Felipe parecía decidido a quedarse en la puerta. Raúl, que buscaba en un neceser, le hizo una seña para que entrara. De golpe se daba cuenta de que no sabía qué decirle para vencer esa hostilidad de cachorro ofendido. «Yo mismo me lo busqué como un imbécil -pensó, revolviendo en un cajón lleno de medias y pañuelos-. Qué mal lo ha tomado, Dios mío.» Enderezándose, repitió el gesto. Felipe dio dos pasos, y sólo entonces Raúl se dio cuenta de que se tambaleaba un poco.
– Ya me parecía que no te sentías bien -dijo, acercándole un sillón. Cerró la puerta con un empujón del pie. Aspiró el aire un par de veces y soltó upa carcajada.
– Sol embotellado, entonces. Y yo que creía que te habías insolado… ¿Pero qué tabaco es ese? Oles a alcbhol y a tabaco que da miedo.

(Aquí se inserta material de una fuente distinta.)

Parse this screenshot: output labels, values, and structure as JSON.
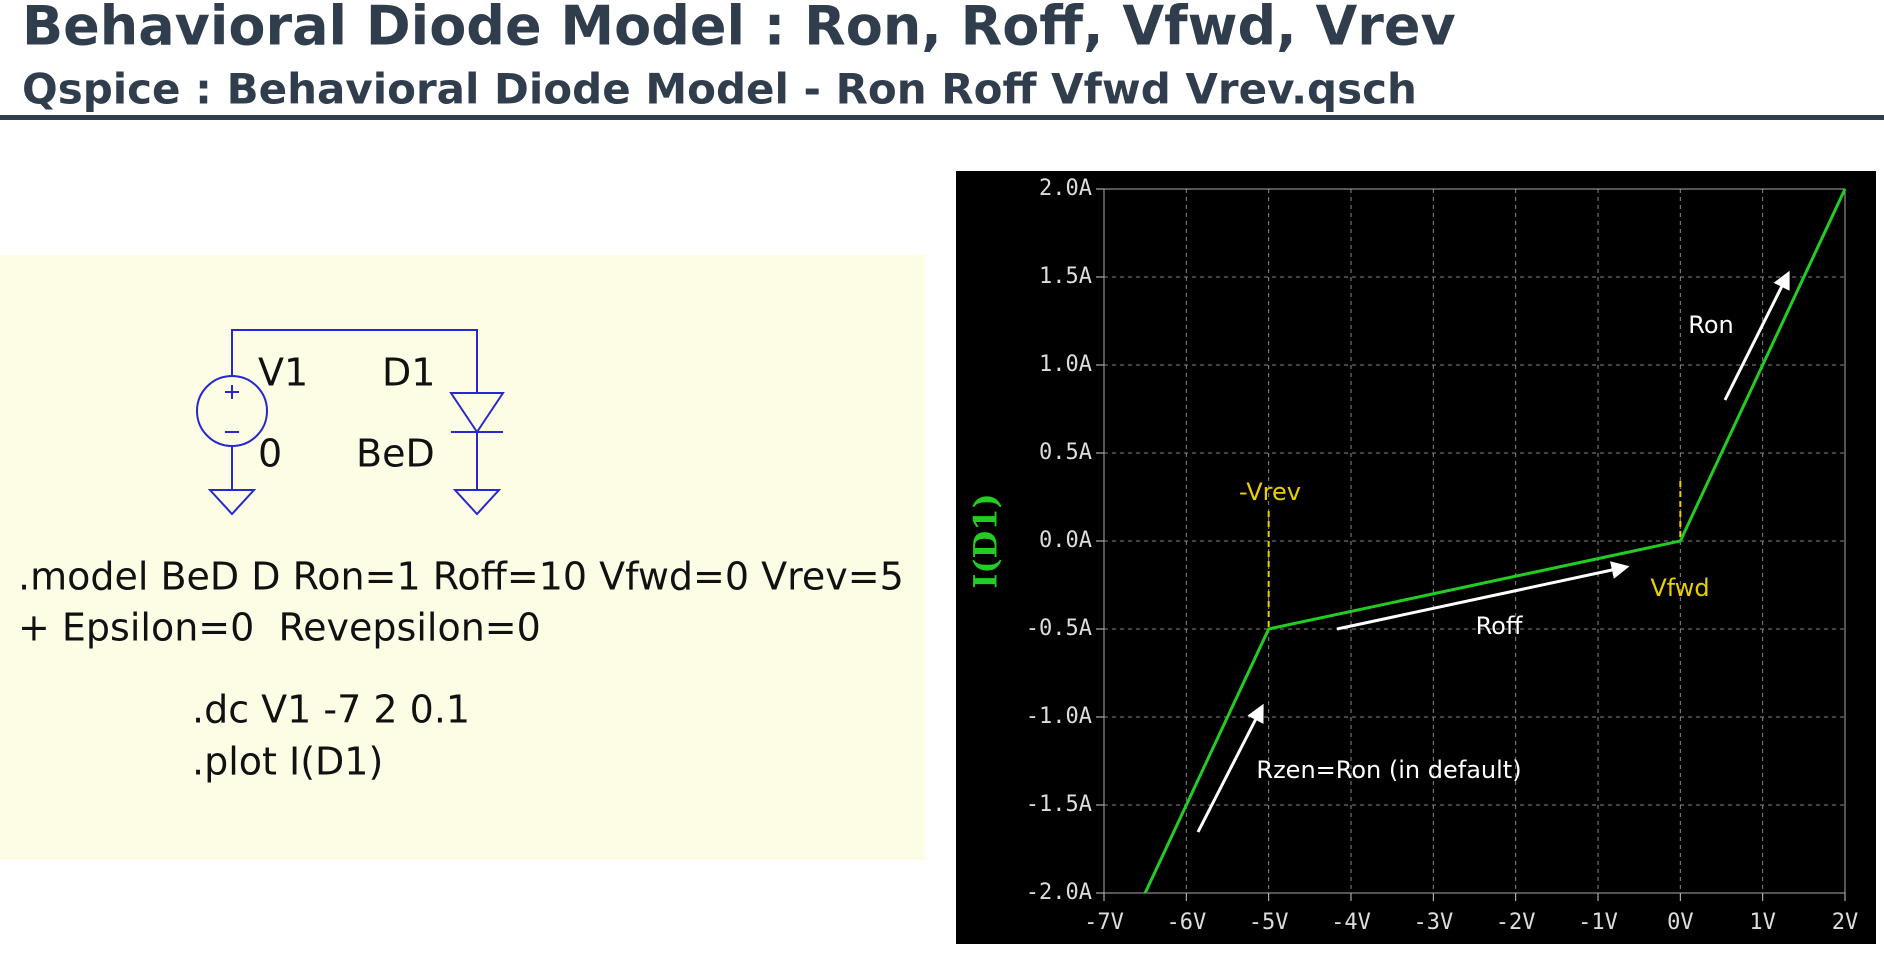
{
  "header": {
    "title": "Behavioral Diode Model : Ron, Roff, Vfwd, Vrev",
    "subtitle": "Qspice : Behavioral Diode Model - Ron Roff Vfwd Vrev.qsch"
  },
  "schematic": {
    "source_name": "V1",
    "source_value": "0",
    "diode_name": "D1",
    "diode_model": "BeD",
    "model_lines": [
      ".model BeD D Ron=1 Roff=10 Vfwd=0 Vrev=5",
      "+ Epsilon=0  Revepsilon=0"
    ],
    "directives": [
      ".dc V1 -7 2 0.1",
      ".plot I(D1)"
    ]
  },
  "chart_data": {
    "type": "line",
    "y_label": "I(D1)",
    "color": "#22cc22",
    "x": [
      -6.5,
      -5,
      0,
      2
    ],
    "values": [
      -2.0,
      -0.5,
      0,
      2.0
    ],
    "xlim": [
      -7,
      2
    ],
    "ylim": [
      -2.0,
      2.0
    ],
    "xticks": [
      {
        "value": -7,
        "label": "-7V"
      },
      {
        "value": -6,
        "label": "-6V"
      },
      {
        "value": -5,
        "label": "-5V"
      },
      {
        "value": -4,
        "label": "-4V"
      },
      {
        "value": -3,
        "label": "-3V"
      },
      {
        "value": -2,
        "label": "-2V"
      },
      {
        "value": -1,
        "label": "-1V"
      },
      {
        "value": 0,
        "label": "0V"
      },
      {
        "value": 1,
        "label": "1V"
      },
      {
        "value": 2,
        "label": "2V"
      }
    ],
    "yticks": [
      {
        "value": -2.0,
        "label": "-2.0A"
      },
      {
        "value": -1.5,
        "label": "-1.5A"
      },
      {
        "value": -1.0,
        "label": "-1.0A"
      },
      {
        "value": -0.5,
        "label": "-0.5A"
      },
      {
        "value": 0,
        "label": "0.0A"
      },
      {
        "value": 0.5,
        "label": "0.5A"
      },
      {
        "value": 1.0,
        "label": "1.0A"
      },
      {
        "value": 1.5,
        "label": "1.5A"
      },
      {
        "value": 2.0,
        "label": "2.0A"
      }
    ],
    "grid": true,
    "annotations": [
      "-Vrev",
      "Vfwd",
      "Ron",
      "Roff",
      "Rzen=Ron (in default)"
    ]
  }
}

– ¿Y qué? -murmuró Felipe, que luchaba contra una náusea creciente-. Si bebo una copa y fumo… no veo que…
– Hombre, por supuesto -dijo Raúl-. No tenía la menor intención de reprenderte. Pero la mezcla de sol con lo otro es un poco explosiva, sabés. Yo te podría contar…
Pero no tenía ganas de contarle, prefería quedarse mirando a. Felipe que había palidecido un poco y miraba fijamente en dirección al ojo de buey. Se quedaron callados un momento que a Raúl le pareció muy largo y muy perfecto, y a Felipe un torbellino de puntos rojos y azules bailándole delante de los ojos.